Details in Eisenbud's proof of the general Nullstellensatz This refers to David Eisenbud's "Commutative Algebra With a View Toward Algebraic Geometry". He proves the following version of the Nullstellensatz

General Nullstellensatz [Thm 4.9 in Eisenbud] Let $R$ be a Jacobson ring. If $S$ is a finitely generated $R$-algebra, $S$ is
Jacobson as well.

Before proving the theorem, he proves the following version of the Rabinowitch-trick:

Rabinowitch-trick [Lemma 4.20 in Eisenbud] Let R be a ring. The following are equivalent.
a. $R$ is Jacobson.
b. If $P$ is a prime ideal in $R$ and $S = R/P$ contains an element $b$
$\neq 0$ such that $S[b^{-1}]$ is a field, then $S$ is a field.

Hence, if $R$ is Jacobson and we want to show that so is $S$ it suffices to prove that if $P$ is a prime ideal of $S$ and $S' = S/P$ contains a non-zero $b$ such that $S'[b^{-1}]$ is a field, then $S'$ is a field. Now comes the part that confuses me. Eisenbud writes

Replacing $S$ by $S'$, and factoring out the preimage of $P$ from $R$,
we may assume that $R$ is a domain contained in $S$, and that $b \in$
$S$ is such that $S[b^{-1}]$, and we must show that $S$ is a field.

I understand that $R / R\cap P$ is an integral domain since $R \cap P$ is prime in $R$ when $P$ is prime in $S$. However, I don't understand how passing to this quotient covers the initial case. Why does it suffice to consider the quotient, how does one go back to the initial case knowing that $S/P$ is a field for every prime $P \subseteq S$. Or have I misunderstood what Eisenbud means with "replacing" in this context?
 A: As you have pointed out, to prove the general nullstellensatz, it suffices to prove the following statement.

Let $R$ be a ring, and let $S$ be a finitely generated $R$-algebra. Fix a prime ideal $P\subseteq S$. If $R$ is Jacobson and $S/P$ contains a nonzero $b$ such that $(S/P)[b^{-1}]$ is a field, then $S/P$ is a field.

Now let's just think about proving this statement. Notice that $S':=S/P$ is also a finitely generated $R$-algebra. So the above statement is equivalent to the following.
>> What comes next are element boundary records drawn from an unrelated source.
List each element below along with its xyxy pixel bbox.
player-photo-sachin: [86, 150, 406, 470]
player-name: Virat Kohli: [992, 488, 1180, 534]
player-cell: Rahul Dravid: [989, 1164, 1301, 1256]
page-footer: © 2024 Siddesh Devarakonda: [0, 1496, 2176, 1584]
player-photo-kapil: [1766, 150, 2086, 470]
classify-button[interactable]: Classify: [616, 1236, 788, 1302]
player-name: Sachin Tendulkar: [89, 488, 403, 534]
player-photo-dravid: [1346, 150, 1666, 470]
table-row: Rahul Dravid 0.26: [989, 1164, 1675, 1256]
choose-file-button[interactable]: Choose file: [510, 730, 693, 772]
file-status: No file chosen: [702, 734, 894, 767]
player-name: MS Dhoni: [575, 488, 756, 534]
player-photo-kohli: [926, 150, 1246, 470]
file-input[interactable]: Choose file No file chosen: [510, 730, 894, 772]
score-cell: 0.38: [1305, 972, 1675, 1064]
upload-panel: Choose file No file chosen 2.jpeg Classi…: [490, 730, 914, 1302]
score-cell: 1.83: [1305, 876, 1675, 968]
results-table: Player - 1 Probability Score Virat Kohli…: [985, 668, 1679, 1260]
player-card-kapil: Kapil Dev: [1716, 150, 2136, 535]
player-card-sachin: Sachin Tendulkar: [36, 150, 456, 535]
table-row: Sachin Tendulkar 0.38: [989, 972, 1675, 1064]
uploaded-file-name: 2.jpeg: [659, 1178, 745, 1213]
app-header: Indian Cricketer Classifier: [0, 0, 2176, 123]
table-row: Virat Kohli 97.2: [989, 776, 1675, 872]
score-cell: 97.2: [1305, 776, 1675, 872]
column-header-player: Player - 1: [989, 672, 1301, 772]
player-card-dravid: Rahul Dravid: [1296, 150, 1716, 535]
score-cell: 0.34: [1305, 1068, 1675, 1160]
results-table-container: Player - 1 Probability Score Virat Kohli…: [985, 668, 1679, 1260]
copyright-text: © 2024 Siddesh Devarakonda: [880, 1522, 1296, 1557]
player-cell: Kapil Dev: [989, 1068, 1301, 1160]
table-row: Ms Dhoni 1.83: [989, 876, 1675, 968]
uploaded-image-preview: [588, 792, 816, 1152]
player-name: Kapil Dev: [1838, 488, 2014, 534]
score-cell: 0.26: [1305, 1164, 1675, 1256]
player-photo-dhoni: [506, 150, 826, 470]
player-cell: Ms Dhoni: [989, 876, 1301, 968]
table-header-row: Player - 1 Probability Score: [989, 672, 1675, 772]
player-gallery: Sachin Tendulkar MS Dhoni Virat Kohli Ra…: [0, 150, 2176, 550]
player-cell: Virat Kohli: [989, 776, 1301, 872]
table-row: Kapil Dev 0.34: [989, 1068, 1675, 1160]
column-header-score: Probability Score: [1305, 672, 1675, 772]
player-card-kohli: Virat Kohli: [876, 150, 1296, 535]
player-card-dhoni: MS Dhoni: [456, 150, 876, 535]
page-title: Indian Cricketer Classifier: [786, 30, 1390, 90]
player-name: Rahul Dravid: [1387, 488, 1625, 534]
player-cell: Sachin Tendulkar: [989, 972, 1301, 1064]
Let $R$ be a ring, and let $S$ be a finitely generated $R$-algebra which is an integral domain. If $R$ is Jacobson and $S$ has a nonzero $b$ such that $S[b^{-1}]$ is a field, then $S$ is a field.

Now we just need to be able to replace $R$ with its quotient by the restriction of the zero ideal $\langle 0\rangle_S$ in $S$ (since we're now working with $S$ an integral domain). But this just follows from the fact that a quotient of a Jacobson ring by a prime ideal is also a Jacobson ring (e.g. see Quotient of Jacobson ring is Jacobson as in Eisenbud). Thus, if $R$ is Jacobson, then $R':=R/R\cap\langle 0\rangle_S$ is Jacobson, and this latter ring $R'$ is an integral domain which is embedded in $S$.